WASHINGTON – The country’s first and only pro-Israel, pro-peace PAC will announce its first endorsements Monday of House candidates committed to strong American leadership to achieve a negotiated, two-state resolution to the Israeli-Palestinian conflict.

In keeping with its mission to establish a new voice on Israel and the Middle East in American politics, Monday’s endorsements will highlight fresh faces – freshmen members of Congress, challengers and competitors for open seats – whose public records and campaign platforms are in line with the PAC’s positions.

Monday’s endorsements will be the first of several rounds that JStreetPAC will make in this election cycle. The PAC will target its efforts in 2008 on no more than a few dozen candidates running for the House and one or two for the Senate.

Al Franken on the run

The Forward reports that comedian Al Franken is making headway in his effort to unseat U.S. Sen. Norm Colemen, noting a recent poll putting him ahead 49% to 46%. Surveys also put him ahead of his rivals for the Democratic nomination, and he also holds a commanding lead in the money race over his top primary rival, Mike Ciresi.

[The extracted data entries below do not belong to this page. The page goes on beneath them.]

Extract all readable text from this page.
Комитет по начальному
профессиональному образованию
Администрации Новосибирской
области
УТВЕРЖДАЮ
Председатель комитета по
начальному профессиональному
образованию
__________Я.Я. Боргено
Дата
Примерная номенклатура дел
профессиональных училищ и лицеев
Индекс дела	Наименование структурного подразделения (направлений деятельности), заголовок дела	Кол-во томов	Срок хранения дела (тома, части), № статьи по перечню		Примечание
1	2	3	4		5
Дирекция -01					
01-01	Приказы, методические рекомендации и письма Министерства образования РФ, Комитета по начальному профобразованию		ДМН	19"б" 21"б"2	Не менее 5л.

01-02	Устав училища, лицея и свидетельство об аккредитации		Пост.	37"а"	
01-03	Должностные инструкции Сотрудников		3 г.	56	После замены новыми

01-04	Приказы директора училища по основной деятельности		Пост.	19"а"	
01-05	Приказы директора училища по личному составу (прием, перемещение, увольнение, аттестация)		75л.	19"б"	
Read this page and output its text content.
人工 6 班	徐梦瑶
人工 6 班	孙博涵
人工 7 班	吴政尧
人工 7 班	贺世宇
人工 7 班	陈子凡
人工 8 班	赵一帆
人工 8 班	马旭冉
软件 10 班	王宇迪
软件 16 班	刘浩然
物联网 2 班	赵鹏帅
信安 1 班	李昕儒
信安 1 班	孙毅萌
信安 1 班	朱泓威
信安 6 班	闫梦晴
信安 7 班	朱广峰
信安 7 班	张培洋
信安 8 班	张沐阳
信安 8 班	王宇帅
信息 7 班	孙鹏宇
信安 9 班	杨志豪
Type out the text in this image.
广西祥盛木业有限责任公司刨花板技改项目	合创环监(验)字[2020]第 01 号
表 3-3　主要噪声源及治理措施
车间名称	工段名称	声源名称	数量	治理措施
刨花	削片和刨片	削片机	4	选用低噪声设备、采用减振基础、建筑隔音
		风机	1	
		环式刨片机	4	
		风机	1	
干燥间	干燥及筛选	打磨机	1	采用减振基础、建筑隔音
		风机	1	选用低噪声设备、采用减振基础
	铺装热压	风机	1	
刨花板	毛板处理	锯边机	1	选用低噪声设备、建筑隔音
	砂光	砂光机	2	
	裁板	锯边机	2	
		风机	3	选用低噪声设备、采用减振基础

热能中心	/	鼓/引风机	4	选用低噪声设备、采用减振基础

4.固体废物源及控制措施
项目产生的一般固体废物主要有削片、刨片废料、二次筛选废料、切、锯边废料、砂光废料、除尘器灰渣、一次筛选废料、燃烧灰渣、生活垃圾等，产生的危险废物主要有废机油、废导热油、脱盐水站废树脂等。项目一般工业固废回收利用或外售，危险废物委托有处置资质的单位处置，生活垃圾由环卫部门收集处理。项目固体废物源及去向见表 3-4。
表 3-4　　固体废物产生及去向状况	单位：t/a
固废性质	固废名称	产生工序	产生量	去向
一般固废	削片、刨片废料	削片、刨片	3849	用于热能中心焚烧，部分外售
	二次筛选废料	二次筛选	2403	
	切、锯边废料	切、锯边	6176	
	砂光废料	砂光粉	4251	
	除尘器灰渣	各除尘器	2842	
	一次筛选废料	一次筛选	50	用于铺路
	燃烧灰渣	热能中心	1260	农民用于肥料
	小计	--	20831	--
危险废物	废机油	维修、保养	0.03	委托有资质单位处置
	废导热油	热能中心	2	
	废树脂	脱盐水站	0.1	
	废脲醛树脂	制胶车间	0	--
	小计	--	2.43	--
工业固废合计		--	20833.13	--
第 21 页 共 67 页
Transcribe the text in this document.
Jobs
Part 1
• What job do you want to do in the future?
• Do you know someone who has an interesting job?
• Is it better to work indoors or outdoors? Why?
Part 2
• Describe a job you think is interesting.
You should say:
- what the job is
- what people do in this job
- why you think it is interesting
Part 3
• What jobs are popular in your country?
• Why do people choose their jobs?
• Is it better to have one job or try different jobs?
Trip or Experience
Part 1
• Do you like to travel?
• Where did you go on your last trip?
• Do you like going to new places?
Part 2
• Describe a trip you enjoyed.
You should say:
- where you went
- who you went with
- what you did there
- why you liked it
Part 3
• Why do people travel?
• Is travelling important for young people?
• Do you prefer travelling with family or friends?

Franken has led the Democratic field in recent polling — he held a wide margin over Ciresi, 32% to 17%, in a survey conducted in early February by Minnesota Public Radio and the Humphrey Institute of Public Affairs — but the race could prove unpredictable, because of Minnesota’s arcane primary process. While the official primary for the Democrats, known as the Minnesota Democrat-Farmer-Labor Party, will be held in September, 1,400 party delegates will issue an official endorsement at a state convention held in June. By tradition, the endorsement is seen as binding, and both Franken and Ciresi have vowed to withdraw from the race without it.

The American Jewish World, Minnesota’s Jewish paper, recently ran an article profiling Franken and looking at the race. The Democratic candidate said that if elected he would work with the new administration to actively seek peace between Israel and the Palestinians.

“I think Bush missed a huge opportunity when [Yasser] Arafat died,” Franken said. “We had [Mahmoud] Abbas in and Hamas was not there… We’re sort of the indispensable power in the Middle East, and in the world, and we have to play a much more active role than we’ve been playing. We kind of know what a two-state solution would look like, we just got to get there… We need patient diplomacy and that requires two things: patience and diplomacy. The bottom line is Israel deserves to exist with neighbors that recognize its right to exist and who have renounced terrorism as a way of achieving political objectives. With Hamas in Gaza, that’s very, very hard right now.”

Franken encourages continued talks with Abbas as well as talks with the leaders of Syria and Iran.

“As Yitzhak Rabin said, ‘You don’t make peace with your friends, you make peace with your enemies,’” Franken said. “And I liked Yitzhak Rabin a lot.”